I did not like this movie.

You know how sometimes you watch a movie that's acknowledged as a classic, and you understand the reasoning behind that assessment, but you just can't get on board with it at all?  That's how I felt watching Last Tango in Paris.

Marlon Brando plays Paul, a recent widower who owns a hotel in Paris.  He meets Jeanne when they are both looking at the same apartment, and they have an anonymous sexual encounter.  They continue to meet there and have a passionate affair, but Paul insists that they never tell each other any personal information - not even names.  The longer the affair continues, the farther Paul pushes Jeanne's boundaries until at last he is ready to break their final boundary - he tells her about his past, admits that he loves her and wants to know her name.

That's a very toned-down plot synopsis, and I'm leaving it purposely vague so that I don't spoil what narrative surprises the film does have in case you ever decide to see it.  Why didn't I care for it?  A couple of reasons.  First, for a movie with many, many sex scenes, this is one of the least erotic movies I've ever seen.  I get it - the point of it isn't to be sexy, it's about catharsis, but still...

Also, and I know that among my film geek friends this borders on sacrilege, there's the problem of Marlon Brando.  IMDB tells me that he was in 44 movies, and I'll admit that I've only seen 7 of them, mostly from his later career.  Maybe I need to plumb his earlier work some more so that I get the whole "greatest actor of his generation" hype.  I think The Godfather is one of the greatest movies ever made, and God only knows how Francis Ford Coppola managed to rein Brando in for that one (especially when he completely failed to rein him in for Apocalypse Now), but watching him mumble his way through his improvised dialogue or staring at the cue cards that he had taped around the set takes me right out of the viewing experience.  Don't get me wrong, I love Apocalypse Now and Brando's performance in it, but watching him in it is basically watching an exercise in self-indulgence.  Again, I get that the point of Last Tango is a catharsis for Paul, but the lines Brando improvises cross from cathartic into, I dunno... juvenile.  "That's your happiness and my hap-penis!"  Come on.

I'm glad that I saw this, since it's one of those landmark movies, but I don't think I'll be returning to it again.  Don't even get me started on the all too literal Chekhov's gun.

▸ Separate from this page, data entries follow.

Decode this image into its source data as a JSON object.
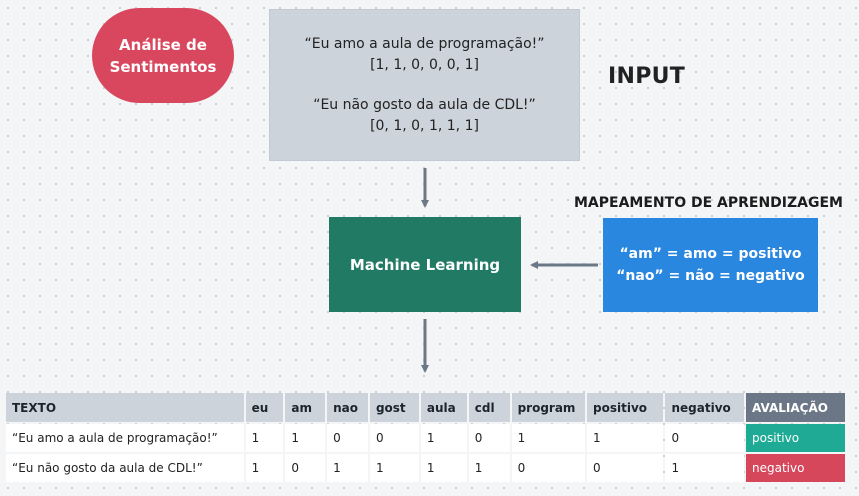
{
  "badge": {
    "line1": "Análise de",
    "line2": "Sentimentos",
    "color": "#d9475e"
  },
  "input": {
    "sentence1": "“Eu amo a aula de programação!”",
    "vector1": "[1, 1, 0, 0, 0, 1]",
    "sentence2": "“Eu não gosto da aula de CDL!”",
    "vector2": "[0, 1, 0, 1, 1, 1]",
    "title": "INPUT"
  },
  "model": {
    "label": "Machine Learning",
    "color": "#217a63"
  },
  "mapping": {
    "title": "MAPEAMENTO DE APRENDIZAGEM",
    "line1": "“am” = amo = positivo",
    "line2": "“nao” = não = negativo",
    "color": "#2a87e0"
  },
  "table": {
    "headers": [
      "TEXTO",
      "eu",
      "am",
      "nao",
      "gost",
      "aula",
      "cdl",
      "program",
      "positivo",
      "negativo",
      "AVALIAÇÃO"
    ],
    "rows": [
      [
        "“Eu amo a aula de programação!”",
        "1",
        "1",
        "0",
        "0",
        "1",
        "0",
        "1",
        "1",
        "0",
        "positivo"
      ],
      [
        "“Eu não gosto da aula de CDL!”",
        "1",
        "0",
        "1",
        "1",
        "1",
        "1",
        "0",
        "0",
        "1",
        "negativo"
      ]
    ],
    "positive_color": "#1faa95",
    "negative_color": "#d6475c"
  }
}
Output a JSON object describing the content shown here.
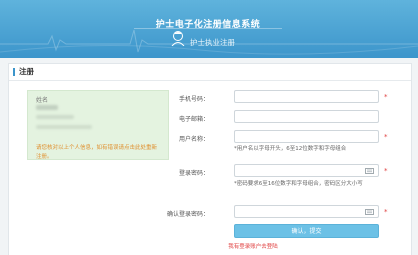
{
  "header": {
    "title": "护士电子化注册信息系统",
    "subtitle": "护士执业注册",
    "colors": {
      "banner_top": "#5fb3dc",
      "banner_bottom": "#3c95cb"
    }
  },
  "section": {
    "title": "注册"
  },
  "info_panel": {
    "name_label": "姓名",
    "note": "请您核对以上个人信息，如有错误请点击此处重新注册。"
  },
  "form": {
    "phone_label": "手机号码：",
    "phone_value": "",
    "email_label": "电子邮箱：",
    "email_value": "",
    "username_label": "用户名称：",
    "username_value": "",
    "username_hint": "*用户名以字母开头，6至12位数字和字母组合",
    "password_label": "登录密码：",
    "password_value": "",
    "password_hint": "*密码要求6至16位数字和字母组合，密码区分大小写",
    "confirm_label": "确认登录密码：",
    "confirm_value": "",
    "required_mark": "*",
    "submit_label": "确认，提交",
    "login_link": "我有登录账户去登陆"
  },
  "icons": {
    "nurse": "nurse-icon",
    "keyboard": "keyboard-icon"
  }
}
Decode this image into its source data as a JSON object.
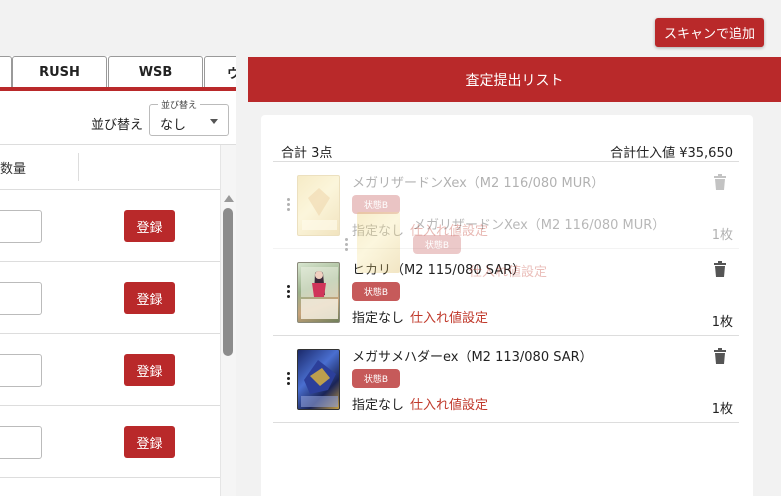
{
  "scan_button": "スキャンで追加",
  "left": {
    "tabs": [
      "RUSH",
      "WSB",
      "ウ"
    ],
    "sort_label": "並び替え",
    "sort_legend": "並び替え",
    "sort_value": "なし",
    "col_qty": "数量",
    "register_label": "登録",
    "rows": 4
  },
  "right": {
    "header": "査定提出リスト",
    "count": "合計 3点",
    "total": "合計仕入値 ¥35,650",
    "items": [
      {
        "name": "メガリザードンXex（M2 116/080 MUR）",
        "badge": "状態B",
        "unspec": "指定なし",
        "price_link": "仕入れ値設定",
        "qty": "1枚"
      },
      {
        "name": "ヒカリ（M2 115/080 SAR）",
        "badge": "状態B",
        "unspec": "指定なし",
        "price_link": "仕入れ値設定",
        "qty": "1枚"
      },
      {
        "name": "メガサメハダーex（M2 113/080 SAR）",
        "badge": "状態B",
        "unspec": "指定なし",
        "price_link": "仕入れ値設定",
        "qty": "1枚"
      }
    ]
  },
  "colors": {
    "accent": "#b9292a",
    "link": "#c0392b",
    "badge": "#c65a5a"
  }
}
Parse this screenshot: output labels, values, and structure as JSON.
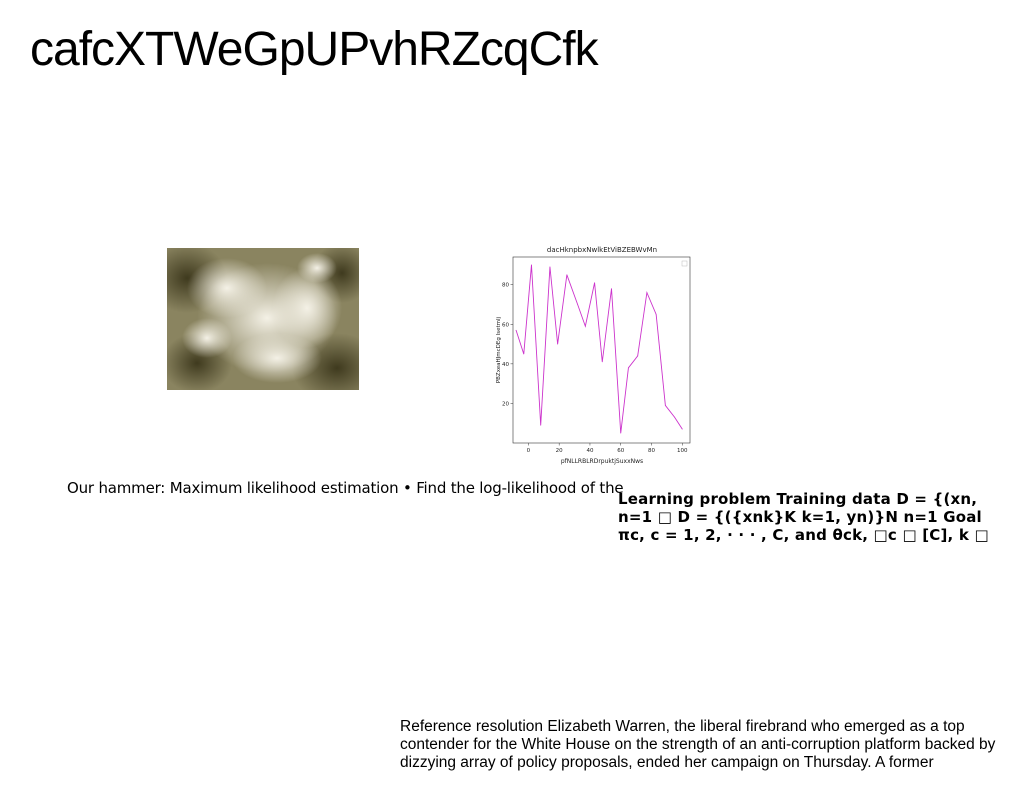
{
  "page": {
    "title": "cafcXTWeGpUPvhRZcqCfk",
    "caption": "Our hammer: Maximum likelihood estimation • Find the log-likelihood of the",
    "math_lines": [
      "Learning problem Training data D = {(xn,",
      "n=1 □ D = {({xnk}K k=1, yn)}N n=1 Goal",
      "πc, c = 1, 2, · · · , C, and θck, □c □ [C], k □"
    ],
    "reference_lines": [
      "Reference resolution Elizabeth Warren, the liberal firebrand who emerged as a top",
      "contender for the White House on the strength of an anti-corruption platform backed by",
      "dizzying array of policy proposals, ended her campaign on Thursday. A former"
    ]
  },
  "chart_data": {
    "type": "line",
    "title": "dacHknpbxNwlkEtViBZEBWvMn",
    "xlabel": "pfNLLRBLRDrpuktjSuxxNws",
    "ylabel": "PBZxeaHJmcDEg IsetmIj",
    "x_ticks": [
      "0",
      "20",
      "40",
      "60",
      "80",
      "100"
    ],
    "y_ticks": [
      "20",
      "40",
      "60",
      "80"
    ],
    "xlim": [
      -10,
      105
    ],
    "ylim": [
      0,
      94
    ],
    "series": [
      {
        "color": "#cc33cc",
        "x": [
          -8,
          -3,
          2,
          8,
          14,
          19,
          25,
          32,
          37,
          43,
          48,
          54,
          60,
          65,
          71,
          77,
          83,
          89,
          95,
          100
        ],
        "y": [
          57,
          45,
          90,
          9,
          89,
          50,
          85,
          70,
          59,
          81,
          41,
          78,
          5,
          38,
          44,
          76,
          65,
          19,
          13,
          7
        ]
      }
    ]
  }
}
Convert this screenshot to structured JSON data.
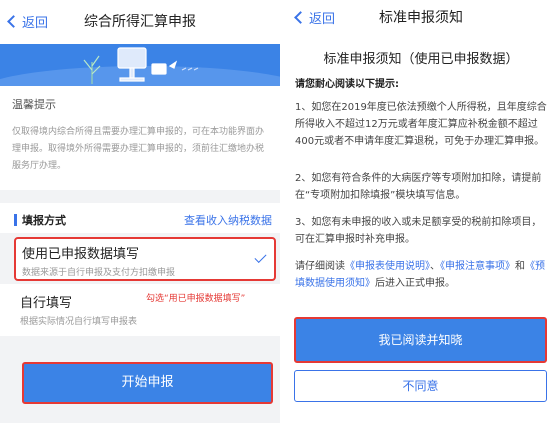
{
  "left": {
    "back_label": "返回",
    "title": "综合所得汇算申报",
    "tips": {
      "title": "温馨提示",
      "text": "仅取得境内综合所得且需要办理汇算申报的，可在本功能界面办理申报。取得境外所得需要办理汇算申报的，须前往汇缴地办税服务厅办理。"
    },
    "method": {
      "title": "填报方式",
      "link": "查看收入纳税数据"
    },
    "option1": {
      "title": "使用已申报数据填写",
      "desc": "数据来源于自行申报及支付方扣缴申报"
    },
    "option2": {
      "title": "自行填写",
      "desc": "根据实际情况自行填写申报表"
    },
    "note": "勾选“用已申报数据填写”",
    "start_button": "开始申报"
  },
  "right": {
    "back_label": "返回",
    "title": "标准申报须知",
    "heading": "标准申报须知（使用已申报数据）",
    "prompt": "请您耐心阅读以下提示:",
    "para1": "1、如您在2019年度已依法预缴个人所得税，且年度综合所得收入不超过12万元或者年度汇算应补税金额不超过400元或者不申请年度汇算退税，可免于办理汇算申报。",
    "para2": "2、如您有符合条件的大病医疗等专项附加扣除，请提前在“专项附加扣除填报”模块填写信息。",
    "para3": "3、如您有未申报的收入或未足额享受的税前扣除项目，可在汇算申报时补充申报。",
    "para4": {
      "pre": "请仔细阅读",
      "link1": "《申报表使用说明》",
      "sep1": "、",
      "link2": "《申报注意事项》",
      "sep2": "和",
      "link3": "《预填数据使用须知》",
      "post": "后进入正式申报。"
    },
    "agree_button": "我已阅读并知晓",
    "disagree_button": "不同意"
  }
}
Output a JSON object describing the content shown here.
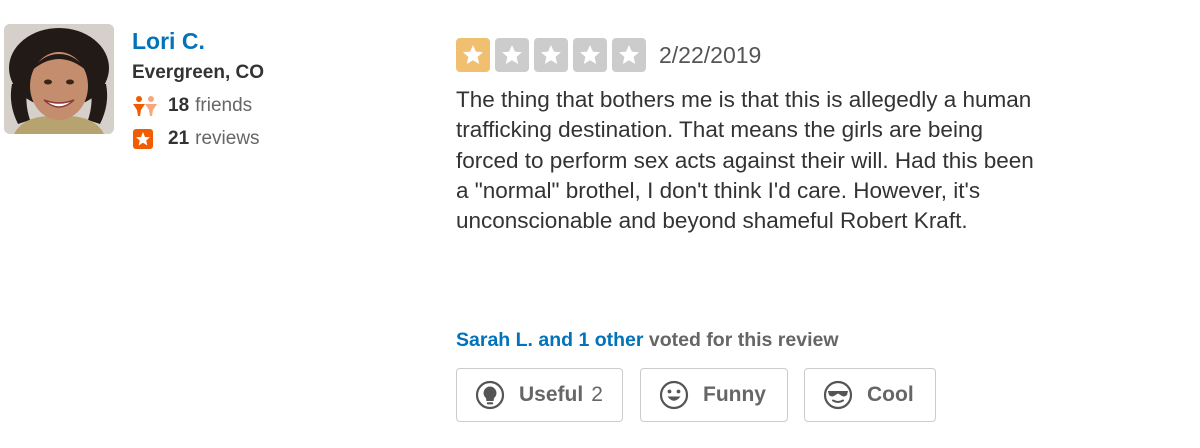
{
  "user": {
    "name": "Lori C.",
    "location": "Evergreen, CO",
    "friends_count": "18",
    "friends_label": "friends",
    "reviews_count": "21",
    "reviews_label": "reviews"
  },
  "review": {
    "rating": 1,
    "max_rating": 5,
    "date": "2/22/2019",
    "text": "The thing that bothers me is that this is allegedly a human\ntrafficking destination.  That means the girls are being\nforced to perform sex acts against their will.  Had this been\na \"normal\" brothel, I don't think I'd care.  However, it's\nunconscionable and beyond shameful Robert Kraft."
  },
  "votes": {
    "voters": "Sarah L. and 1 other",
    "suffix": "voted for this review"
  },
  "buttons": {
    "useful_label": "Useful",
    "useful_count": "2",
    "funny_label": "Funny",
    "cool_label": "Cool"
  },
  "colors": {
    "link": "#0073bb",
    "star_filled": "#f0c070",
    "star_empty": "#cccccc",
    "badge": "#f15c00"
  },
  "icons": [
    "friends-icon",
    "review-star-icon",
    "lightbulb-icon",
    "smile-icon",
    "sunglasses-icon"
  ]
}
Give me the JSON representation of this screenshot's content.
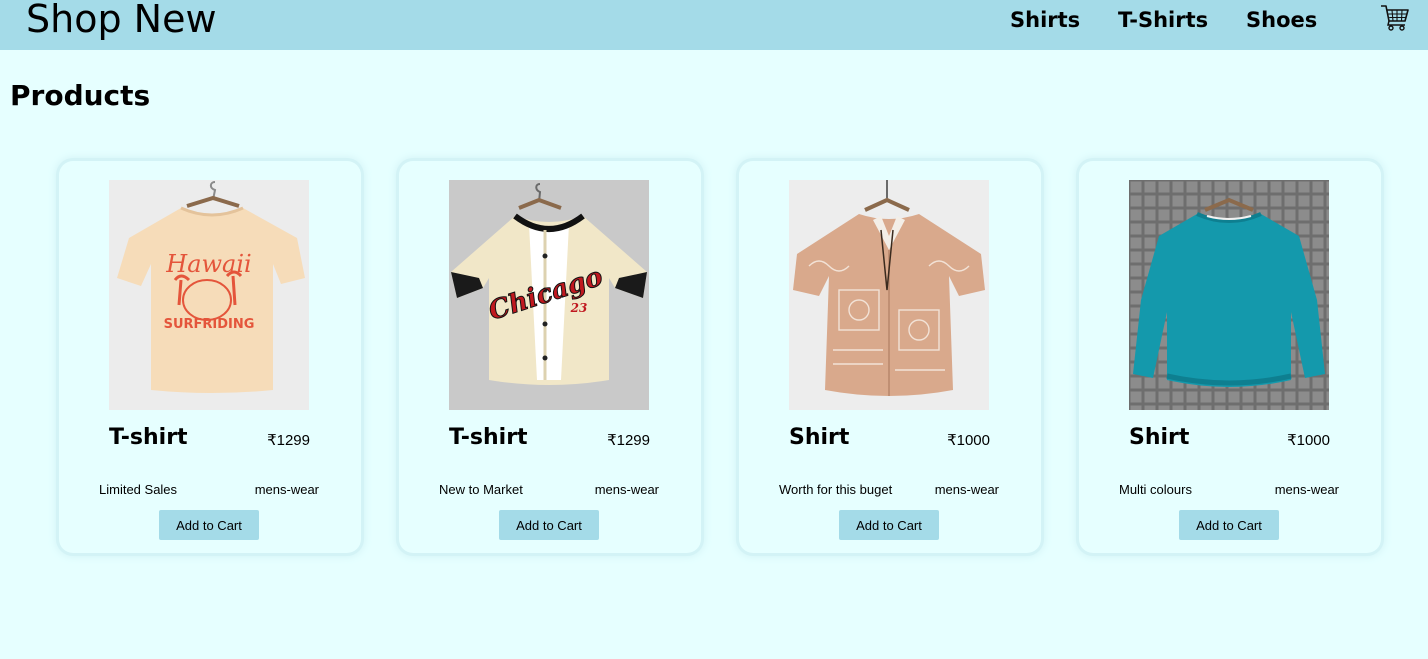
{
  "header": {
    "brand": "Shop New",
    "nav": [
      "Shirts",
      "T-Shirts",
      "Shoes"
    ],
    "cart_icon": "cart-icon",
    "background": "#a4dbe8"
  },
  "page": {
    "title": "Products",
    "background": "#e6ffff"
  },
  "products": [
    {
      "name": "T-shirt",
      "price": "₹1299",
      "tag": "Limited Sales",
      "category": "mens-wear",
      "button": "Add to Cart",
      "image": "cream Hawaii surfriding t-shirt"
    },
    {
      "name": "T-shirt",
      "price": "₹1299",
      "tag": "New to Market",
      "category": "mens-wear",
      "button": "Add to Cart",
      "image": "cream Chicago baseball shirt"
    },
    {
      "name": "Shirt",
      "price": "₹1000",
      "tag": "Worth for this buget",
      "category": "mens-wear",
      "button": "Add to Cart",
      "image": "paisley patchwork shirt"
    },
    {
      "name": "Shirt",
      "price": "₹1000",
      "tag": "Multi colours",
      "category": "mens-wear",
      "button": "Add to Cart",
      "image": "teal sweatshirt"
    }
  ]
}
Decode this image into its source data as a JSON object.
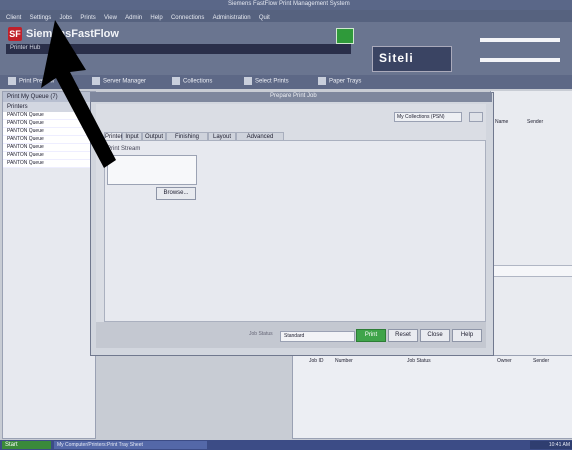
{
  "window": {
    "title": "Siemens FastFlow Print Management System"
  },
  "menu": [
    "Client",
    "Settings",
    "Jobs",
    "Prints",
    "View",
    "Admin",
    "Help",
    "Connections",
    "Administration",
    "Quit"
  ],
  "app": {
    "brand": "SiemensFastFlow",
    "logo_letter": "SF",
    "sub_bar": "Printer Hub"
  },
  "site": {
    "label": "Siteli"
  },
  "toolbar": [
    {
      "label": "Print Preview",
      "icon": "printer-icon"
    },
    {
      "label": "Server Manager",
      "icon": "server-icon"
    },
    {
      "label": "Collections",
      "icon": "folder-icon"
    },
    {
      "label": "Select Prints",
      "icon": "select-icon"
    },
    {
      "label": "Paper Trays",
      "icon": "tray-icon"
    }
  ],
  "left_panel": {
    "header": "Print My Queue (7)",
    "column": "Printers",
    "rows": [
      "PANTON Queue",
      "PANTON Queue",
      "PANTON Queue",
      "PANTON Queue",
      "PANTON Queue",
      "PANTON Queue",
      "PANTON Queue"
    ]
  },
  "dialog": {
    "title": "Prepare Print Job",
    "top_combo": "My Collections (PSN)",
    "tabs": [
      "Printer",
      "Input",
      "Output",
      "Finishing Options",
      "Layout",
      "Advanced Settings"
    ],
    "stack_label": "Print Stream",
    "browse_label": "Browse...",
    "status_label": "Job Status",
    "status_value": "Standard",
    "buttons": {
      "print": "Print",
      "reset": "Reset",
      "close": "Close",
      "help": "Help"
    }
  },
  "right_panel": {
    "col1": "Name",
    "col2": "Sender"
  },
  "bottom_panel": {
    "col1": "Job ID",
    "col2": "Number",
    "col3": "Job Status",
    "col4": "Owner",
    "col5": "Sender"
  },
  "taskbar": {
    "start": "Start",
    "item": "My Computer/Printers:Print Tray Sheet",
    "tray": "10:41 AM"
  }
}
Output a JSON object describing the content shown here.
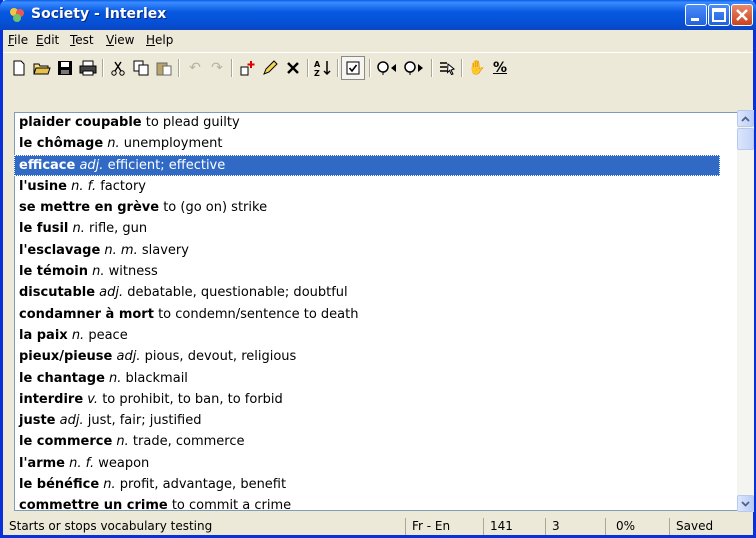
{
  "window": {
    "title": "Society - Interlex",
    "buttons": [
      "minimize-icon",
      "maximize-icon",
      "close-icon"
    ]
  },
  "menu": [
    {
      "label": "File",
      "key": "F"
    },
    {
      "label": "Edit",
      "key": "E"
    },
    {
      "label": "Test",
      "key": "T"
    },
    {
      "label": "View",
      "key": "V"
    },
    {
      "label": "Help",
      "key": "H"
    }
  ],
  "toolbar": [
    {
      "name": "new-icon",
      "glyph": "🗋"
    },
    {
      "name": "open-icon",
      "glyph": "📂"
    },
    {
      "name": "save-icon",
      "glyph": "💾"
    },
    {
      "name": "print-icon",
      "glyph": "🖶"
    },
    {
      "name": "cut-icon",
      "glyph": "✂"
    },
    {
      "name": "copy-icon",
      "glyph": "⧉"
    },
    {
      "name": "paste-icon",
      "glyph": "📋"
    },
    {
      "name": "undo-icon",
      "glyph": "↶"
    },
    {
      "name": "redo-icon",
      "glyph": "↷"
    },
    {
      "name": "add-entry-icon",
      "glyph": "⊞"
    },
    {
      "name": "edit-entry-icon",
      "glyph": "✎"
    },
    {
      "name": "delete-entry-icon",
      "glyph": "✕"
    },
    {
      "name": "sort-icon",
      "glyph": "↓"
    },
    {
      "name": "test-toggle-icon",
      "glyph": "☑"
    },
    {
      "name": "previous-icon",
      "glyph": "◂"
    },
    {
      "name": "next-icon",
      "glyph": "▸"
    },
    {
      "name": "select-icon",
      "glyph": "☰"
    },
    {
      "name": "hand-icon",
      "glyph": "✋"
    },
    {
      "name": "percent-icon",
      "glyph": "%"
    }
  ],
  "entries": [
    {
      "term": "plaider coupable",
      "pos": "",
      "def": " to plead guilty"
    },
    {
      "term": "le chômage",
      "pos": " n.",
      "def": " unemployment"
    },
    {
      "term": "efficace",
      "pos": " adj.",
      "def": " efficient; effective",
      "selected": true
    },
    {
      "term": "l'usine",
      "pos": " n. f.",
      "def": " factory"
    },
    {
      "term": "se mettre en grève",
      "pos": "",
      "def": " to (go on) strike"
    },
    {
      "term": "le fusil",
      "pos": " n.",
      "def": " rifle, gun"
    },
    {
      "term": "l'esclavage",
      "pos": " n. m.",
      "def": " slavery"
    },
    {
      "term": "le témoin",
      "pos": " n.",
      "def": " witness"
    },
    {
      "term": "discutable",
      "pos": " adj.",
      "def": " debatable, questionable; doubtful"
    },
    {
      "term": "condamner à mort",
      "pos": "",
      "def": " to condemn/sentence to death"
    },
    {
      "term": "la paix",
      "pos": " n.",
      "def": " peace"
    },
    {
      "term": "pieux/pieuse",
      "pos": " adj.",
      "def": " pious, devout, religious"
    },
    {
      "term": "le chantage",
      "pos": " n.",
      "def": " blackmail"
    },
    {
      "term": "interdire",
      "pos": " v.",
      "def": " to prohibit, to ban, to forbid"
    },
    {
      "term": "juste",
      "pos": " adj.",
      "def": " just, fair; justified"
    },
    {
      "term": "le commerce",
      "pos": " n.",
      "def": " trade, commerce"
    },
    {
      "term": "l'arme",
      "pos": " n. f.",
      "def": " weapon"
    },
    {
      "term": "le bénéfice",
      "pos": " n.",
      "def": " profit, advantage, benefit"
    },
    {
      "term": "commettre un crime",
      "pos": "",
      "def": " to commit a crime"
    }
  ],
  "status": {
    "message": "Starts or stops vocabulary testing",
    "direction": "Fr - En",
    "count": "141",
    "index": "3",
    "percent": "0%",
    "state": "Saved"
  },
  "colors": {
    "selection": "#316ac5",
    "title_bar": "#0858e0"
  }
}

RATING - Two sticks of butter out of five
LESSON - Mutual respect is necessary for a relationship to last.

4 comments:

Laurie said...

Perhaps you could do a month of Brando movies...

Danny said...

Say, now there's an idea. Not for a while, though. The daily movie starts out feeling like a treat, and ends up feeling like an obligation by the end of the month!

Anonymous said...

Maybe a weekly instead of daily? I just saw that Hulu plus as a whole genre that is only Criterion Collection films. That's a LOT of foreign films from the sixties and seventies.

I saw this movie years ago and don't remember much of it, although that butter scene really sticks with you. But if you really want to see Brando in top form, please watch On The Waterfront. It really is one of the best films ever made.

Streetcar is great also, but it does come across as watching a stage performance on film.

Danny said...

That was exactly my feeling about Streetcar.